Colgo l’occasione di un’intervista “impossibile” di Federico Varese (che ringrazio) pubblicata tempo fa sul Carlino come traccia per alcune riflessioni sul percorso politico delle opposizioni in vista delle amministrative del 2024. Nel rispetto del lavoro del Tavolo dell’Alternativa, sono stata coinvolta in confronti sui contenuti del progetto progressista per Ferrara mettendo al servizio del Tavolo e del progetto alcune idee e proposte. Nel giro di qualche settimana il progetto per Ferrara 2024 si è polarizzato sulle persone e ha perso le caratteristiche di un confronto sulle idee, divenendo fonte di tensioni e di ultimatum. In questo modo si rischia di perdere l’idea di costruire insieme una città europea, aperta, inclusiva, attenta all’innovazione e alle transizioni ambientali e sociali. Al centro di Ferrara 2024 devono esserci le persone e le diverse anime della città stessa da coinvolgere.
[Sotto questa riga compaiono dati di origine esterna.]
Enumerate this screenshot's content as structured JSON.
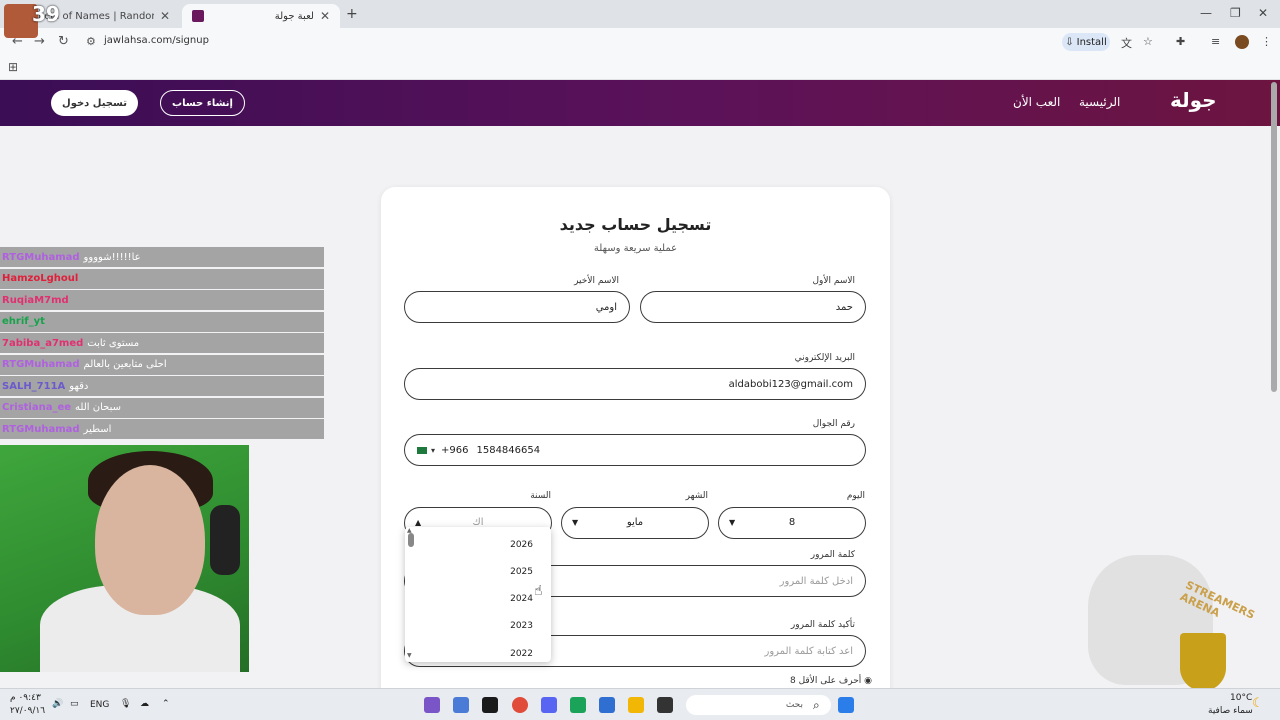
{
  "browser": {
    "tabs": [
      {
        "label": "Wheel of Names | Random nam",
        "active": false
      },
      {
        "label": "لعبة جولة",
        "active": true
      }
    ],
    "url": "jawlahsa.com/signup",
    "install_label": "Install"
  },
  "site": {
    "logo": "جولة",
    "nav": [
      "الرئيسية",
      "العب الأن"
    ],
    "signup_button": "إنشاء حساب",
    "login_button": "تسجيل دخول"
  },
  "form": {
    "title": "تسجيل حساب جديد",
    "subtitle": "عملية سريعة وسهلة",
    "first_name_label": "الاسم الأول",
    "first_name_value": "حمد",
    "last_name_label": "الاسم الأخير",
    "last_name_value": "اومي",
    "email_label": "البريد الإلكتروني",
    "email_value": "aldabobi123@gmail.com",
    "phone_label": "رقم الجوال",
    "phone_code": "+966",
    "phone_value": "1584846654",
    "day_label": "اليوم",
    "day_value": "8",
    "month_label": "الشهر",
    "month_value": "مايو",
    "year_label": "السنة",
    "year_placeholder": "اك",
    "year_options": [
      "2026",
      "2025",
      "2024",
      "2023",
      "2022"
    ],
    "password_label": "كلمة المرور",
    "password_placeholder": "ادخل كلمة المرور",
    "confirm_label": "تأكيد كلمة المرور",
    "confirm_placeholder": "اعد كتابة كلمة المرور",
    "rule_hint": "8 أحرف على الأقل"
  },
  "stream": {
    "counter": "39",
    "chat": [
      {
        "user": "RTGMuhamad",
        "msg": "عا!!!!!شوووو",
        "color": "#b060e0"
      },
      {
        "user": "HamzoLghoul",
        "msg": "",
        "color": "#e0203a"
      },
      {
        "user": "RuqiaM7md",
        "msg": "",
        "color": "#e03070"
      },
      {
        "user": "ehrif_yt",
        "msg": "",
        "color": "#16a34a"
      },
      {
        "user": "7abiba_a7med",
        "msg": "مستوى ثابت",
        "color": "#e03070"
      },
      {
        "user": "RTGMuhamad",
        "msg": "احلى متابعين بالعالم",
        "color": "#b060e0"
      },
      {
        "user": "SALH_711A",
        "msg": "دقهو",
        "color": "#6a5acd"
      },
      {
        "user": "Cristiana_ee",
        "msg": "سبحان الله",
        "color": "#b060e0"
      },
      {
        "user": "RTGMuhamad",
        "msg": "اسطير",
        "color": "#b060e0"
      }
    ],
    "watermark": "STREAMERS ARENA"
  },
  "taskbar": {
    "lang": "ENG",
    "time": "٠٩:٤٣ م",
    "date": "٢٧/٠٩/١٦",
    "search": "بحث",
    "temp": "10°C",
    "weather": "سماء صافية"
  }
}
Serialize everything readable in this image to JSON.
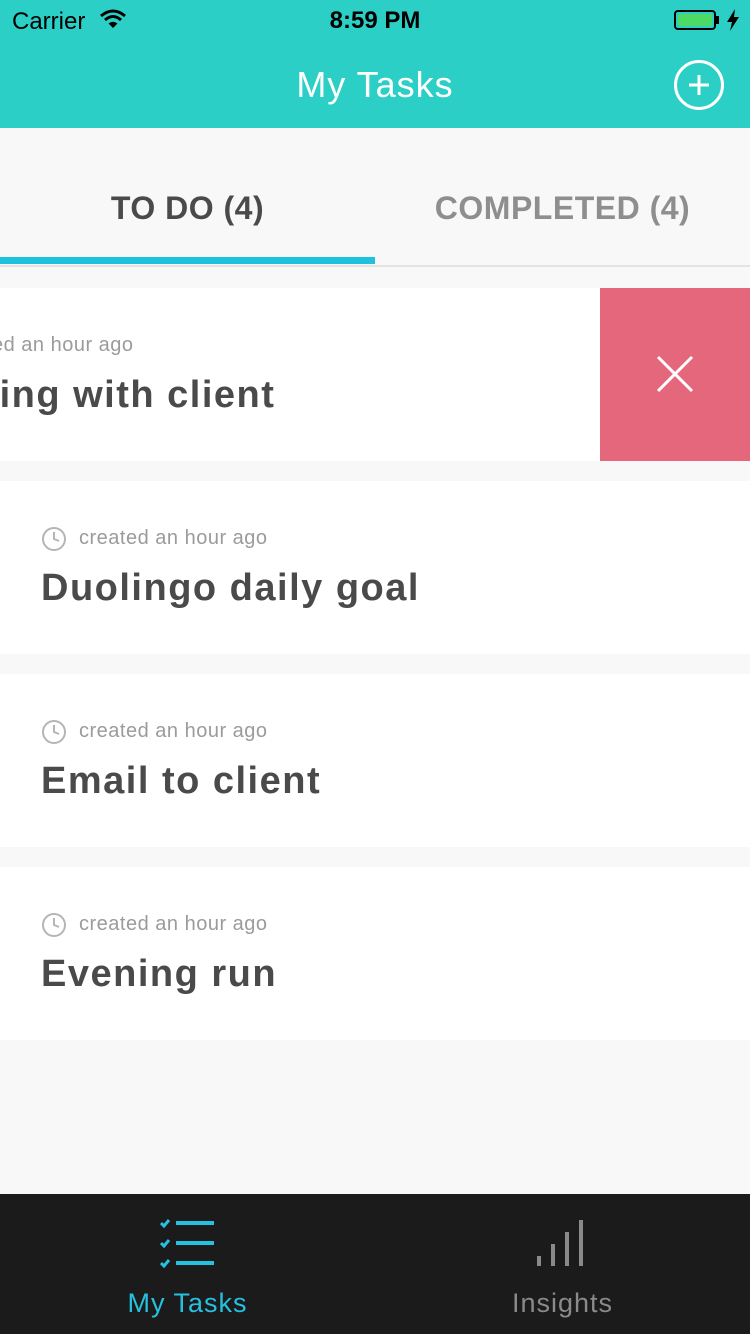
{
  "status_bar": {
    "carrier": "Carrier",
    "time": "8:59 PM"
  },
  "header": {
    "title": "My Tasks"
  },
  "tabs": [
    {
      "label": "TO DO (4)",
      "active": true
    },
    {
      "label": "COMPLETED (4)",
      "active": false
    }
  ],
  "tasks": [
    {
      "meta": "created an hour ago",
      "title": "Meeting with client",
      "swiped": true
    },
    {
      "meta": "created an hour ago",
      "title": "Duolingo daily goal"
    },
    {
      "meta": "created an hour ago",
      "title": "Email to client"
    },
    {
      "meta": "created an hour ago",
      "title": "Evening run"
    }
  ],
  "tabbar": [
    {
      "label": "My Tasks",
      "icon": "checklist-icon",
      "active": true
    },
    {
      "label": "Insights",
      "icon": "bar-chart-icon",
      "active": false
    }
  ],
  "colors": {
    "header": "#2ccfc6",
    "accent": "#1fc2dc",
    "delete": "#e5677b",
    "tabbar": "#1b1b1b"
  }
}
Tengo particolarmente a precisare che quando mi è stato chiesto di esprimere un giudizio sull’amministrazione Fabbri in relazione a quella precedente, ho sottolineato come da tempo l’elettore avverta la necessità di discontinuità politica tra il passato e il futuro, una discontinuità anche di genere, ma soprattutto generazionale, e di metodo. Mi pare che le scelte fatte dagli elettori nel 2019 (a partire dal non voto) non debbano essere sottovalutate da nessuno e, in particolare, dai componenti del Tavolo dell’alternativa. Ma nemmeno devono essere fonte di timore per ogni cambiamento. Sono i più giovani a fare pressione per riprendere la direzione progressista a partire dalla transizione ambientale attenta all’inclusione da governare anche a livello locale.
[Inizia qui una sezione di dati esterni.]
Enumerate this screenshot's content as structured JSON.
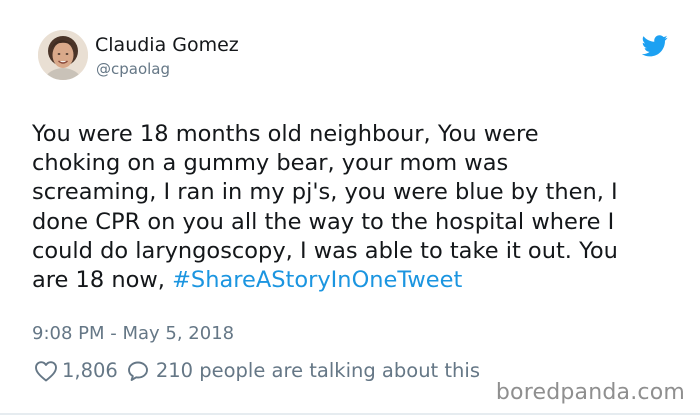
{
  "user": {
    "display_name": "Claudia Gomez",
    "handle": "@cpaolag",
    "avatar_icon": "profile-photo"
  },
  "brand": {
    "logo_icon": "twitter-bird-icon",
    "accent_color": "#1da1f2"
  },
  "tweet": {
    "lines": [
      "You were 18 months old neighbour, You were",
      "choking on a gummy bear, your mom was",
      "screaming, I ran in my pj's, you were blue by then, I",
      "done CPR on you all the way to the hospital where I",
      "could do laryngoscopy, I was able to take it out. You"
    ],
    "last_line_prefix": "are 18 now, ",
    "hashtag": "#ShareAStoryInOneTweet",
    "hashtag_color": "#1b95e0",
    "timestamp": "9:08 PM - May 5, 2018"
  },
  "engagement": {
    "like_icon": "heart-icon",
    "likes": "1,806",
    "reply_icon": "speech-bubble-icon",
    "talking": "210 people are talking about this"
  },
  "watermark": {
    "text": "boredpanda.com"
  }
}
Un progetto chiaro è indispensabile per amministrare una città nella prospettiva della crescita: ci sono città – anche più piccole di Ferrara – che con un uso meno effimero e più oculato delle entrate e della spesa pubblica investono in servizi gratuiti per la comunità, come i nidi o il prolungamento dell’orario scolastico, spazi di relazione per le persone meno giovani a cui pesa la solitudine. Altre città che facilitano la vita universitaria con servizi dedicati e biblioteche aperte H24 o che creano centri di progettazione sull’innovazione urbana e digitale, destinando risorse – non alla comunicazione personale del sindaco o della giunta – ma a staff stabili di lavoratori e lavoratrici che scrivono progetti UE e che li attuano in un ambiente sociale non chiuso ed ostile. Per questo credo che alcune iniziative del Comune come il "Passaporto dei talenti" siano esercizi retorici, difficili da mettere in pratica se non si ripensa al ruolo della città come aperta e ospitale, forte e attenta all’attrattività dall’estero perché diventata realmente un modello e motore di innovazione. Mi occupo di lavoro da sempre: mi pare che oggi la questione sia secondaria per la città, arrivi sempre dopo e solo eventualmente come risultato delle politiche, pur necessarie, dedicate al supporto del commercio e del turismo.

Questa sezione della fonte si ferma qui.